Many governments and corporations have planned and created smart cities all over the world. A smart city is defined as “a city that incorporates information and communication technologies (ICT) to enhance the quality and performance of urban services such as energy, transportation and utilities in order to reduce resource consumption, wastage and overall costs.” These cities are meticulously planned to ensure maximum efficiency and quality of life for residents.

For Mauritius, a smart city is described as a “concept of urban development focused on improving the quality of life of city dwellers by making the city more attractive, adaptable, efficient and resilient to change, using new technologies that rely on an ecosystem of objects and services.” For example, one of the African smart cities, Cap Tamarin, will contain 400,000 square meters of residential zones, as well as featuring a large park accessing one of Mauritius’ scenic beaches. The city will also include a “smart citizen advice office” and other public services such as a post office and a school. Additionally, researchers and up-and-coming businesses will have “innovation centers” available for their use.

Mauritius’ Smart City Scheme, launched in 2015, hopes to create working, living and leisure space that promotes environmental friendliness and generates its own resources. Additionally, the Smart City Scheme aims to provide enhanced connectivity, modern transportation services and reduced traffic congestion. The idea has gained traction with businesses and private investors; estimates state that the project has attracted more than $3 billion in private investments.

The Reasons Behind the Smart City Scheme

Mauritius tapped into the potential of smart cities to become more competitive as a nation. The Mauritius Smart City Scheme was implemented “not just for the sake for creating jobs,” explains Finance Minister Vishnu Lutchmeenaraidoo, “but mainly to prepare for the future as Mauritius aspires to become a major economic power in the region.” He continued, “The challenge is to reinvent the whole paradigm of Mauritius. So let’s reinvent the economy that was built on sugar, tourism, EPZ [export processing zones]and offshore. If we make it, we become one of the most developed countries in the region. If not, we stay a middle-income country.”

Praises and Criticisms of Smart Cities

This vision for African smart cities has already attracted investment to the continent. This investment has the potential to create a dynamic economy, provide new employment opportunities and deliver infrastructure for new businesses and foreign investments. However, an important question remains: will the smart cities help or hurt the 9.4 percent of households in Mauritius living below the poverty line?

Anjana Ahuja of the Financial Times wrote, “Without factoring in such civic intangibles as social justice and privacy, smart cities may end up being dumb places to live.”  Referring to a proposed smart city near Mumbai, she stated, “its development threatens to displace around 40,000 residents, many of them farmers and fishermen with low levels of education.

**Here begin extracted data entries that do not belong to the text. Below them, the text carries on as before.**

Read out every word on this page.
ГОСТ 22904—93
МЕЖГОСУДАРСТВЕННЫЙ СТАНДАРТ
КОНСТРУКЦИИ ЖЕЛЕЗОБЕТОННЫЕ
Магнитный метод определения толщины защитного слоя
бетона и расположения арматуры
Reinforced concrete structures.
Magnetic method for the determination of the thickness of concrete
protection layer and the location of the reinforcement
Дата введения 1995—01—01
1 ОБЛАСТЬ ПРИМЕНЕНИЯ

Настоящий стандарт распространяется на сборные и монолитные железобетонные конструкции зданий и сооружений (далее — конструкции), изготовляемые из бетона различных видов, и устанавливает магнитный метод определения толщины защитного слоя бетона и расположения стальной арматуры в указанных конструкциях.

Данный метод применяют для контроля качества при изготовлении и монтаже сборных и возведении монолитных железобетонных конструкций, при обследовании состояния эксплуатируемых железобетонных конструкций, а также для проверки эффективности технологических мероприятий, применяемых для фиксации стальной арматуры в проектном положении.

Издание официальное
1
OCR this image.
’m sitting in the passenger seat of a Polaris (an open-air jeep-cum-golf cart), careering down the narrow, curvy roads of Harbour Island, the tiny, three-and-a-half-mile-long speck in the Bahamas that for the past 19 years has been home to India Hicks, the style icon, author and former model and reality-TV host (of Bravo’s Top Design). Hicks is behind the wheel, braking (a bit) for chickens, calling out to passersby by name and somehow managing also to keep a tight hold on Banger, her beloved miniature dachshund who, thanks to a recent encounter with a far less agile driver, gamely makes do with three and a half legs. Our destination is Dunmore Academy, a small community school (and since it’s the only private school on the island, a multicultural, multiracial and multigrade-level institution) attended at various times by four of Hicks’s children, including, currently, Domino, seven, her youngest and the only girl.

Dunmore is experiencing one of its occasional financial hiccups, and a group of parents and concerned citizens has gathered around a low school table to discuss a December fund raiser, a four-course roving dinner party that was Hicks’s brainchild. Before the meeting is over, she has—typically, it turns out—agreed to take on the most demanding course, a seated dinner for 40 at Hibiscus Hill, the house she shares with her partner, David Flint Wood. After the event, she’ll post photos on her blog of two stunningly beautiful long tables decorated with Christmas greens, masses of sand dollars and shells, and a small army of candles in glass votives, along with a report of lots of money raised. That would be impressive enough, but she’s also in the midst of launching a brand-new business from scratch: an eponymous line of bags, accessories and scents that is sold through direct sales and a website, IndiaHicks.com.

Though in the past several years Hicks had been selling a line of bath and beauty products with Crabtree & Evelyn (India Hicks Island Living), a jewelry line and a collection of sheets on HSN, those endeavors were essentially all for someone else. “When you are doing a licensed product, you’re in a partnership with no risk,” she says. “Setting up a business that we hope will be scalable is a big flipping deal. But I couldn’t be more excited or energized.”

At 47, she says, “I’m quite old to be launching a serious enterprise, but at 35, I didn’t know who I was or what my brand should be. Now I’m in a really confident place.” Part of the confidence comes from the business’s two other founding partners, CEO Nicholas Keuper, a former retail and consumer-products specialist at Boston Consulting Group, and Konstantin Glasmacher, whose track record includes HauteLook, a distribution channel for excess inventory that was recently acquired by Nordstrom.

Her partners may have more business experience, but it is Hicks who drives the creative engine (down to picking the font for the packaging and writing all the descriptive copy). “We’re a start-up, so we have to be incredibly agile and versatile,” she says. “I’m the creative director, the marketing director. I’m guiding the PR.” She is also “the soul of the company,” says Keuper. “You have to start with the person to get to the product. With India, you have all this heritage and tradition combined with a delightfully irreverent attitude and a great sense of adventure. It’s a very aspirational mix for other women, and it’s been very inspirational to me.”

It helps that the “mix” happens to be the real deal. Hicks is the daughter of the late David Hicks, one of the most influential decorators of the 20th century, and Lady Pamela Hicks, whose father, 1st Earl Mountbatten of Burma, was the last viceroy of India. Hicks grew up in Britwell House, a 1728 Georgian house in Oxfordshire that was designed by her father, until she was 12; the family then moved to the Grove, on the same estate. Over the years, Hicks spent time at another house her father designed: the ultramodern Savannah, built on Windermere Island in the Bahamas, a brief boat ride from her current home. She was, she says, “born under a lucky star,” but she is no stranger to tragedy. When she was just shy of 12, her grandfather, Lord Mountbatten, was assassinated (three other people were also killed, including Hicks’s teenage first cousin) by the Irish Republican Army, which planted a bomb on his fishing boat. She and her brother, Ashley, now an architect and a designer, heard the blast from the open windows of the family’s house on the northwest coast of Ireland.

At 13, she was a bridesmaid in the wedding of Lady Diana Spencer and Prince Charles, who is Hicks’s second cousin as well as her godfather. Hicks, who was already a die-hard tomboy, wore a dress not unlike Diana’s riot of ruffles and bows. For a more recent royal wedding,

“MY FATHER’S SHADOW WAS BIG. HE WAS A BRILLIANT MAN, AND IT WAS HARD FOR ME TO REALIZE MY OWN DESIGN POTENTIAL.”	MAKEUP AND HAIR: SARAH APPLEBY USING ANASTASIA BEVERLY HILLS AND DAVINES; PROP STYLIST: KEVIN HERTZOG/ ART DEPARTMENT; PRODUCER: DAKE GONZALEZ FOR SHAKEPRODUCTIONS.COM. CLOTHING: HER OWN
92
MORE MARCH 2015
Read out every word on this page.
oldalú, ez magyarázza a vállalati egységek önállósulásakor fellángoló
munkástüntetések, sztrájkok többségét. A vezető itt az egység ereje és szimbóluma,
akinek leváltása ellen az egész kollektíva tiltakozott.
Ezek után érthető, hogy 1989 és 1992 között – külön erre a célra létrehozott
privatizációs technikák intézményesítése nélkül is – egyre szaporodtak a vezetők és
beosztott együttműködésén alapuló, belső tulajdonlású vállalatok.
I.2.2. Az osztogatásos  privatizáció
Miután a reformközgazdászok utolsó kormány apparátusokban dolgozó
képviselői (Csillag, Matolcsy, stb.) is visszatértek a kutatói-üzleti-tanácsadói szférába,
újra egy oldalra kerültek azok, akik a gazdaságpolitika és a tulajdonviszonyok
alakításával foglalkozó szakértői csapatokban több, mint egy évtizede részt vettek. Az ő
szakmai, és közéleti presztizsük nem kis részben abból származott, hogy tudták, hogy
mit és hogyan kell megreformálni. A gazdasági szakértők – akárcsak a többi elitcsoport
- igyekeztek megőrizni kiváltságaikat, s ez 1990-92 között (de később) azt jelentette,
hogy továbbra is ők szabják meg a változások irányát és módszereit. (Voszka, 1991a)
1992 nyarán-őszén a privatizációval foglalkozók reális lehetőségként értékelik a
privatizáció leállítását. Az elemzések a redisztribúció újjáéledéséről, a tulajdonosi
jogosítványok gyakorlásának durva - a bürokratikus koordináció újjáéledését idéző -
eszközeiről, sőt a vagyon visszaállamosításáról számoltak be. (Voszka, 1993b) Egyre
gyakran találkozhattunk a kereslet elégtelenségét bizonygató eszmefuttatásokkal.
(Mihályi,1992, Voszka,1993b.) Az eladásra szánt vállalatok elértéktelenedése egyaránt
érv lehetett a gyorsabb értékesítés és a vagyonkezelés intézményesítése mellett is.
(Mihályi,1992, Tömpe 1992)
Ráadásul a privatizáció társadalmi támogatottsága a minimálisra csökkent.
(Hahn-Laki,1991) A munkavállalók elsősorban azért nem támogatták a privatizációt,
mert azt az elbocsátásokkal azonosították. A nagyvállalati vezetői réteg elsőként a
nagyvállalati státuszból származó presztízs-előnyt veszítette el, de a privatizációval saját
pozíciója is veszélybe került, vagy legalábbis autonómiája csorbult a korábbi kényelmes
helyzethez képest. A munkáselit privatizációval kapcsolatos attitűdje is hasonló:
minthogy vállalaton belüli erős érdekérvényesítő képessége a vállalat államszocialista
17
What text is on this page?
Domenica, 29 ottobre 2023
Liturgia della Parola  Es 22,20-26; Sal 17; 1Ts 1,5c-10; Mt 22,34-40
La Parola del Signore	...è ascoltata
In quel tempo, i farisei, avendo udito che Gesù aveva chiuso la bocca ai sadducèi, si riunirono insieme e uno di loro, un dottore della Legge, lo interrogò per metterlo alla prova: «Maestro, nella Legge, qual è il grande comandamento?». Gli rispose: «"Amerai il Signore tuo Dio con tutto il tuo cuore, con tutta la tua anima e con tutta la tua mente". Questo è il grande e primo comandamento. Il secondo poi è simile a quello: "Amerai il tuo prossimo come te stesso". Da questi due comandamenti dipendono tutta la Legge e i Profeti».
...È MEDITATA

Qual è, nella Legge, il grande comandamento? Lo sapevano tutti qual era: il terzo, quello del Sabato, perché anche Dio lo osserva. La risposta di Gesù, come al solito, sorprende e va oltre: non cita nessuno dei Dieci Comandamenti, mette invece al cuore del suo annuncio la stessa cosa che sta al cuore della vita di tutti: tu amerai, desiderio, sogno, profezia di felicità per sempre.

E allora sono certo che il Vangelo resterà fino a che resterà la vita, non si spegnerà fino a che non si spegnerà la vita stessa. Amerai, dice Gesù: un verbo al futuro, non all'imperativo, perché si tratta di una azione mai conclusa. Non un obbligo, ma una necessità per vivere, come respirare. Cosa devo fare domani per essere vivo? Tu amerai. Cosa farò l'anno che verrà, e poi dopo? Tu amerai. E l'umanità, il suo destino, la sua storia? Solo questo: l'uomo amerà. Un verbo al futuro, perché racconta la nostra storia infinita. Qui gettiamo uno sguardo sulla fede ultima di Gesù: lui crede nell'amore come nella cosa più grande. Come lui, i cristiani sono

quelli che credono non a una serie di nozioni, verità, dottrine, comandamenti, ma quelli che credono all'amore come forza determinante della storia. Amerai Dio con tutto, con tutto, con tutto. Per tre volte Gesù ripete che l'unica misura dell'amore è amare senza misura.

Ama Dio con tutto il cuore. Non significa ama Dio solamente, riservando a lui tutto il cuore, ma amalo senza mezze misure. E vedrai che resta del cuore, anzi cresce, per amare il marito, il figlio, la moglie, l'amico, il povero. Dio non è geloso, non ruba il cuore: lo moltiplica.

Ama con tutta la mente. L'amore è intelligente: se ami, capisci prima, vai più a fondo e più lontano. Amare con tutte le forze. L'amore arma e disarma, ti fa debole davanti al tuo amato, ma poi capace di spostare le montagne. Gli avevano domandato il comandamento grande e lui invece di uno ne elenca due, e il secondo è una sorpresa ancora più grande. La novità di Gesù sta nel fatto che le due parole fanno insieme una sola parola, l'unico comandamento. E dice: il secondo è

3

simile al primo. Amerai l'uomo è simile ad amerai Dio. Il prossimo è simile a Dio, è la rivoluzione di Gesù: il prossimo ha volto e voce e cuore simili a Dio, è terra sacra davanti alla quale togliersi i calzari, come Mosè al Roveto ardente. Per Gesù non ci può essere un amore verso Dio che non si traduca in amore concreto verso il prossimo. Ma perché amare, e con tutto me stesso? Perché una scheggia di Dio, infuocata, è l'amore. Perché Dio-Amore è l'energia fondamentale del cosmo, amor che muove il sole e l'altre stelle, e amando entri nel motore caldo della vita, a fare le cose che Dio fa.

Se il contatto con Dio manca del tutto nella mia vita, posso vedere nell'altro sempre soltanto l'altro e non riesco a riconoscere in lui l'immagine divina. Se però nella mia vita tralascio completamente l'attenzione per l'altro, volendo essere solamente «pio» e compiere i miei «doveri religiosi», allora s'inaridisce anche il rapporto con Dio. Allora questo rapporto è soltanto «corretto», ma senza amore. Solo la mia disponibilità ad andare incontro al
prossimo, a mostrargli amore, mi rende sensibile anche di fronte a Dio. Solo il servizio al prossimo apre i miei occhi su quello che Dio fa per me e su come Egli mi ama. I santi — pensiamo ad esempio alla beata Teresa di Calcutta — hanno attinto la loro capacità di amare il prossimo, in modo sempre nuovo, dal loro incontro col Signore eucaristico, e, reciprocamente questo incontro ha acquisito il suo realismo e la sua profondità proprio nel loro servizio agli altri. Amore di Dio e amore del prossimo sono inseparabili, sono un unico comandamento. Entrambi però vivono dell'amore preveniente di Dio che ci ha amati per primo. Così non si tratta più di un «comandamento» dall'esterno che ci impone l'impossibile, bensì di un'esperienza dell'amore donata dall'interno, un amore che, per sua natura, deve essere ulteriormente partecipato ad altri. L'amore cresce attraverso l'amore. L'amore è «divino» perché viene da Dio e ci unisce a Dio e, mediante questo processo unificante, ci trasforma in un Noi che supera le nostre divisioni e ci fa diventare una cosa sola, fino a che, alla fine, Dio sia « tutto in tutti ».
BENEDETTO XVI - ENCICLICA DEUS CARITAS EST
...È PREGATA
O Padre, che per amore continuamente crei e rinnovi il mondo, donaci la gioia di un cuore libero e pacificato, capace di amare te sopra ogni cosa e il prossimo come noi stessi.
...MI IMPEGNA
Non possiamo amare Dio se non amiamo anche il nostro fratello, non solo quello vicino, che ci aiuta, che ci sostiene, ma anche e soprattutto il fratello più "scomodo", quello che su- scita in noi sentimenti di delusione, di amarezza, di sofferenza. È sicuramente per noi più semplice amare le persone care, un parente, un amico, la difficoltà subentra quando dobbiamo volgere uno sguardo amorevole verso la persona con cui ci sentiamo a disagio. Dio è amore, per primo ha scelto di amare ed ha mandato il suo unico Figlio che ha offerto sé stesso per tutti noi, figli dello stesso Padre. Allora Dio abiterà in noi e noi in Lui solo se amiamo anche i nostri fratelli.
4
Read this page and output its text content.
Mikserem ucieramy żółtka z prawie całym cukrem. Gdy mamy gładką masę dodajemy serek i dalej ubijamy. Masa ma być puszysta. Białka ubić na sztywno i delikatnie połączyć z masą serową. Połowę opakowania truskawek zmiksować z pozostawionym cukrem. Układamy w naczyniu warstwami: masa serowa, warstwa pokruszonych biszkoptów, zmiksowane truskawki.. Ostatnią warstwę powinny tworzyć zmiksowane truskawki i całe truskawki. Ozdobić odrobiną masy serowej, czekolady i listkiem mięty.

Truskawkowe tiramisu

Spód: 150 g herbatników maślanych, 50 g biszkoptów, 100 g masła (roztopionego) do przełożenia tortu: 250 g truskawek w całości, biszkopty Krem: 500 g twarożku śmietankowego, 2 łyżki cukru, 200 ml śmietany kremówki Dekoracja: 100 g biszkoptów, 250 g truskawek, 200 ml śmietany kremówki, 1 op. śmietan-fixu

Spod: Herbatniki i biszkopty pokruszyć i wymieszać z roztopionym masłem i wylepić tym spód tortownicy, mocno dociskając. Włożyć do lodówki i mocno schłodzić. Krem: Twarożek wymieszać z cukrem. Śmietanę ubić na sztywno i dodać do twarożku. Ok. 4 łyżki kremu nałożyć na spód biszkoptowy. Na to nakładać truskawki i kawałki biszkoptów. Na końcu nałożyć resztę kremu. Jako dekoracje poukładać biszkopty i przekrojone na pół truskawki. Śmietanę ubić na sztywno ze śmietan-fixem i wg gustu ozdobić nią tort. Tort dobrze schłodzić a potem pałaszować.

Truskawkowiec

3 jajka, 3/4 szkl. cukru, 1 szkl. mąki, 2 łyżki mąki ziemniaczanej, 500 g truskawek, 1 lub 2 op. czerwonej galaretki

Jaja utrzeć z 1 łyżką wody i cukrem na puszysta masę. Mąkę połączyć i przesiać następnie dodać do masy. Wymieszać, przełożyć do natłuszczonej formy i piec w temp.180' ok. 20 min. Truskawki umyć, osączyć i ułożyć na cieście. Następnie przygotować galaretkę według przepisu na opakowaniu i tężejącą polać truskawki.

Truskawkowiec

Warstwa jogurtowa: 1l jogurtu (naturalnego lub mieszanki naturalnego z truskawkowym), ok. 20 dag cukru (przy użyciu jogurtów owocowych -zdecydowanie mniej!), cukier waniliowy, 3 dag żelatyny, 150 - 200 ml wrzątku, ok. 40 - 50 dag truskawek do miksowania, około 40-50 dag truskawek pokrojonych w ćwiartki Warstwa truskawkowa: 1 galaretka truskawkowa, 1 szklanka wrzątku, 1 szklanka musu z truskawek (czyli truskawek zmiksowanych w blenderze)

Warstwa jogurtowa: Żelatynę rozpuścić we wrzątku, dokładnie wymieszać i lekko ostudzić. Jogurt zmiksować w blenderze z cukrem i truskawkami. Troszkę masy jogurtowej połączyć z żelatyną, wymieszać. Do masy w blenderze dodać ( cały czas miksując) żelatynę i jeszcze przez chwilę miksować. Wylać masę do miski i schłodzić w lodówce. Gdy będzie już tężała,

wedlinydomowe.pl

It is unclear where or how they would fit into a brand new Dholera.” A common criticism of smart cities is that they force people out of their modest homes.

Writer Ayona Datta offered other potential consequences of smart cities: “These new developments are largely privately owned, and sometimes even privately managed and governed. They run the risk of becoming enclaves of privilege, with private sector representatives already advocating the exclusion of the poor and marginalized through high prices and policing.” If these cities become tiny islands of wealth and perfect efficiency, it certainly will not bode well for low-income residents.

Looking Forward

The Smart City Scheme has the strong potential to bring money and jobs to Mauritius, helping diversify its economy and provide more opportunities for workers. However, leaders should be aware of the potential dangers of smart cities and work diligently to provide the best opportunities for all Mauritius citizens regardless of status or wealth. Thus far, experts on poverty and inequality have not sounded any alarms about Mauritius’ project. The Smart City Scheme may be a real victory for Mauritius, its citizens and other African smart cities.